Even if the ex has moved on, even re-married. Often times, the obsessive ex that you are dealing with wants you to still give to them, do things for them, and be around when they call.  They are very delusional, they truly believe that they are allowed  to move on with their new partner, but they do not believe that YOU (their Ex) is allowed to move on or be happy. Once your obsessive ex finds out that you have found someone else, they become obsessed with making your  life hell. They do not stop with just tormenting you.  They also will harass and stalk the man/woman that you have moved on with. They will use the children that you share to hurt you. They do not CARE, the psychological damage they are causing their Own children. As long as they are in control. They want to control You. This is usually because the  obsessive Ex realizes that if You find someone else, they will lose the control they have had on you for so long. 
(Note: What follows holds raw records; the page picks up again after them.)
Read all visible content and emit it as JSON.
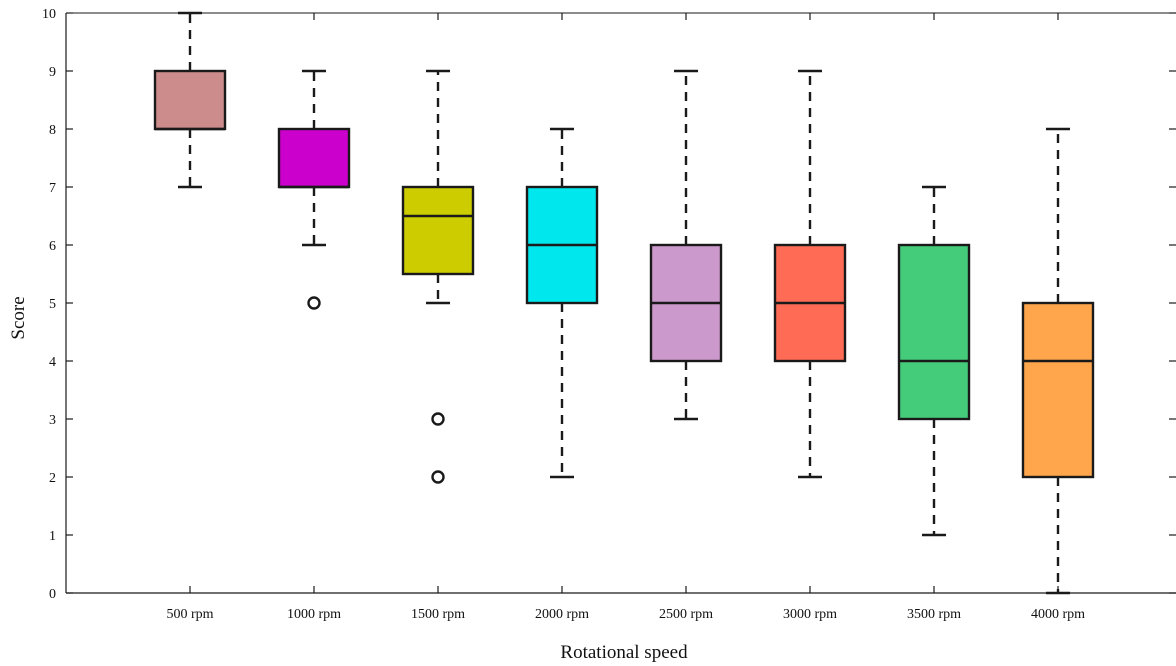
{
  "chart_data": {
    "type": "boxplot",
    "title": "",
    "xlabel": "Rotational speed",
    "ylabel": "Score",
    "ylim": [
      0,
      10
    ],
    "yticks": [
      0,
      1,
      2,
      3,
      4,
      5,
      6,
      7,
      8,
      9,
      10
    ],
    "grid": false,
    "categories": [
      "500 rpm",
      "1000 rpm",
      "1500 rpm",
      "2000 rpm",
      "2500 rpm",
      "3000 rpm",
      "3500 rpm",
      "4000 rpm"
    ],
    "boxes": [
      {
        "category": "500 rpm",
        "whisker_low": 7,
        "q1": 8,
        "median": 8,
        "q3": 9,
        "whisker_high": 10,
        "outliers": [],
        "color": "#cc8c8c"
      },
      {
        "category": "1000 rpm",
        "whisker_low": 6,
        "q1": 7,
        "median": 7,
        "q3": 8,
        "whisker_high": 9,
        "outliers": [
          5
        ],
        "color": "#cc00cc"
      },
      {
        "category": "1500 rpm",
        "whisker_low": 5,
        "q1": 5.5,
        "median": 6.5,
        "q3": 7,
        "whisker_high": 9,
        "outliers": [
          3,
          2
        ],
        "color": "#cccc00"
      },
      {
        "category": "2000 rpm",
        "whisker_low": 2,
        "q1": 5,
        "median": 6,
        "q3": 7,
        "whisker_high": 8,
        "outliers": [],
        "color": "#00e8ee"
      },
      {
        "category": "2500 rpm",
        "whisker_low": 3,
        "q1": 4,
        "median": 5,
        "q3": 6,
        "whisker_high": 9,
        "outliers": [],
        "color": "#cc99cc"
      },
      {
        "category": "3000 rpm",
        "whisker_low": 2,
        "q1": 4,
        "median": 5,
        "q3": 6,
        "whisker_high": 9,
        "outliers": [],
        "color": "#ff6b55"
      },
      {
        "category": "3500 rpm",
        "whisker_low": 1,
        "q1": 3,
        "median": 4,
        "q3": 6,
        "whisker_high": 7,
        "outliers": [],
        "color": "#44cc7a"
      },
      {
        "category": "4000 rpm",
        "whisker_low": 0,
        "q1": 2,
        "median": 4,
        "q3": 5,
        "whisker_high": 8,
        "outliers": [],
        "color": "#ffa64d"
      }
    ]
  }
}
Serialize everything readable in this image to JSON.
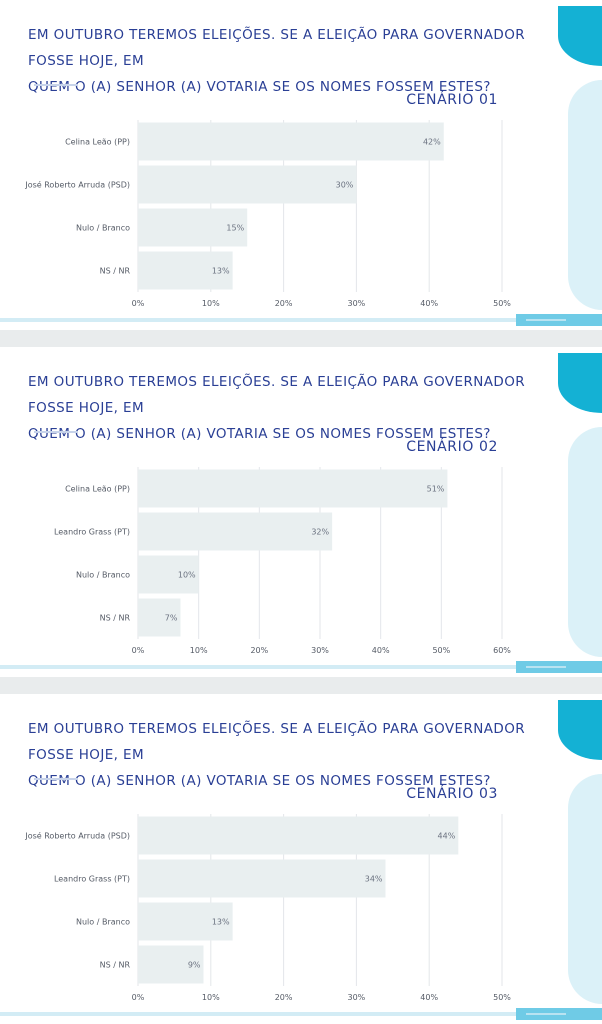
{
  "colors": {
    "title": "#2a3f95",
    "bar": "#e9eff0",
    "grid": "#e3e6ea",
    "accent": "#14b1d4"
  },
  "panels": [
    {
      "title_line1": "EM OUTUBRO TEREMOS ELEIÇÕES. SE A ELEIÇÃO PARA GOVERNADOR  FOSSE HOJE, EM",
      "title_line2": "QUEM O (A) SENHOR (A) VOTARIA SE OS NOMES FOSSEM ESTES?",
      "scenario": "CENÁRIO 01"
    },
    {
      "title_line1": "EM OUTUBRO TEREMOS ELEIÇÕES. SE A ELEIÇÃO PARA GOVERNADOR  FOSSE HOJE, EM",
      "title_line2": "QUEM O (A) SENHOR (A) VOTARIA SE OS NOMES FOSSEM ESTES?",
      "scenario": "CENÁRIO 02"
    },
    {
      "title_line1": "EM OUTUBRO TEREMOS ELEIÇÕES. SE A ELEIÇÃO PARA GOVERNADOR  FOSSE HOJE, EM",
      "title_line2": "QUEM O (A) SENHOR (A) VOTARIA SE OS NOMES FOSSEM ESTES?",
      "scenario": "CENÁRIO 03"
    }
  ],
  "chart_data": [
    {
      "type": "bar",
      "orientation": "horizontal",
      "title": "EM OUTUBRO TEREMOS ELEIÇÕES. SE A ELEIÇÃO PARA GOVERNADOR  FOSSE HOJE, EM QUEM O (A) SENHOR (A) VOTARIA SE OS NOMES FOSSEM ESTES?",
      "subtitle": "CENÁRIO 01",
      "categories": [
        "Celina Leão (PP)",
        "José Roberto Arruda (PSD)",
        "Nulo / Branco",
        "NS / NR"
      ],
      "values": [
        42,
        30,
        15,
        13
      ],
      "value_labels": [
        "42%",
        "30%",
        "15%",
        "13%"
      ],
      "xlim": [
        0,
        50
      ],
      "ticks": [
        "0%",
        "10%",
        "20%",
        "30%",
        "40%",
        "50%"
      ],
      "grid": true,
      "legend": "none"
    },
    {
      "type": "bar",
      "orientation": "horizontal",
      "title": "EM OUTUBRO TEREMOS ELEIÇÕES. SE A ELEIÇÃO PARA GOVERNADOR  FOSSE HOJE, EM QUEM O (A) SENHOR (A) VOTARIA SE OS NOMES FOSSEM ESTES?",
      "subtitle": "CENÁRIO 02",
      "categories": [
        "Celina Leão (PP)",
        "Leandro Grass (PT)",
        "Nulo / Branco",
        "NS / NR"
      ],
      "values": [
        51,
        32,
        10,
        7
      ],
      "value_labels": [
        "51%",
        "32%",
        "10%",
        "7%"
      ],
      "xlim": [
        0,
        60
      ],
      "ticks": [
        "0%",
        "10%",
        "20%",
        "30%",
        "40%",
        "50%",
        "60%"
      ],
      "grid": true,
      "legend": "none"
    },
    {
      "type": "bar",
      "orientation": "horizontal",
      "title": "EM OUTUBRO TEREMOS ELEIÇÕES. SE A ELEIÇÃO PARA GOVERNADOR  FOSSE HOJE, EM QUEM O (A) SENHOR (A) VOTARIA SE OS NOMES FOSSEM ESTES?",
      "subtitle": "CENÁRIO 03",
      "categories": [
        "José Roberto Arruda (PSD)",
        "Leandro Grass (PT)",
        "Nulo / Branco",
        "NS / NR"
      ],
      "values": [
        44,
        34,
        13,
        9
      ],
      "value_labels": [
        "44%",
        "34%",
        "13%",
        "9%"
      ],
      "xlim": [
        0,
        50
      ],
      "ticks": [
        "0%",
        "10%",
        "20%",
        "30%",
        "40%",
        "50%"
      ],
      "grid": true,
      "legend": "none"
    }
  ]
}
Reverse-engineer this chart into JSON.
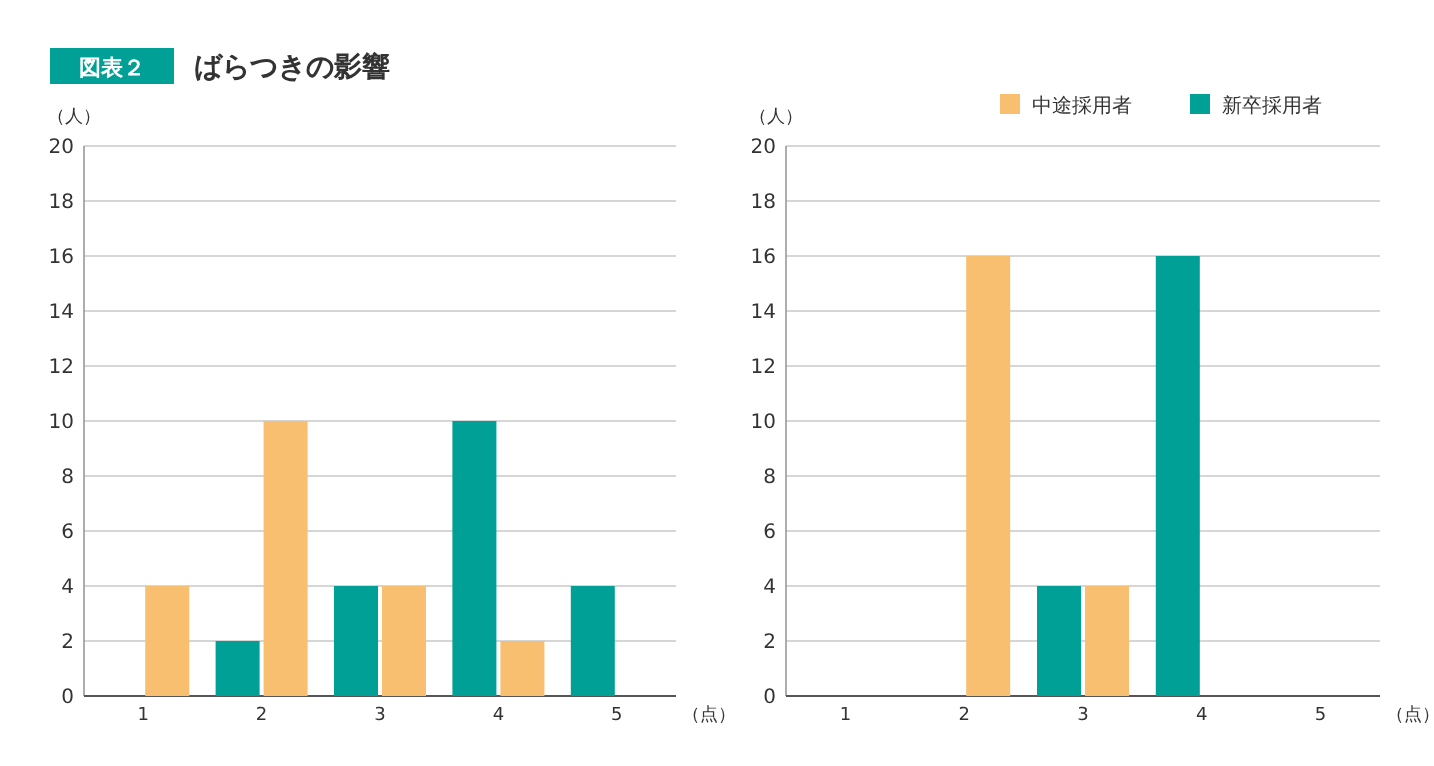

This type of behavior is delusional, and it can become very dangerous. They may not harm you physically but they find Many other ways to harm you. Such as accusing you of abuse, physical and emotional, they will turn the children against you, and slander you to friends, colleagues and the entire community. An obsessive ex knows what they are doing, but justifies it to their own self. They are selfish, but are too self centered and narcissistic to take responsibility for anything in their life that they are doing or that they have done.  These people do not always have a chemical brain imbalance. They usually just lack compassionate for anyone, anything, except themselves. They have a sense of entitlement, and they expect impossible and unrealistic 
expectations for everyone — EXCEPT FOR THEMSELVES! 

This can be extremely hard for you, but you must be strong. I have found that once the children get older that you must apply the NO CONTACT RULE. This is helpful. But it takes a significant amount of time before your unstable ex leaves you alone.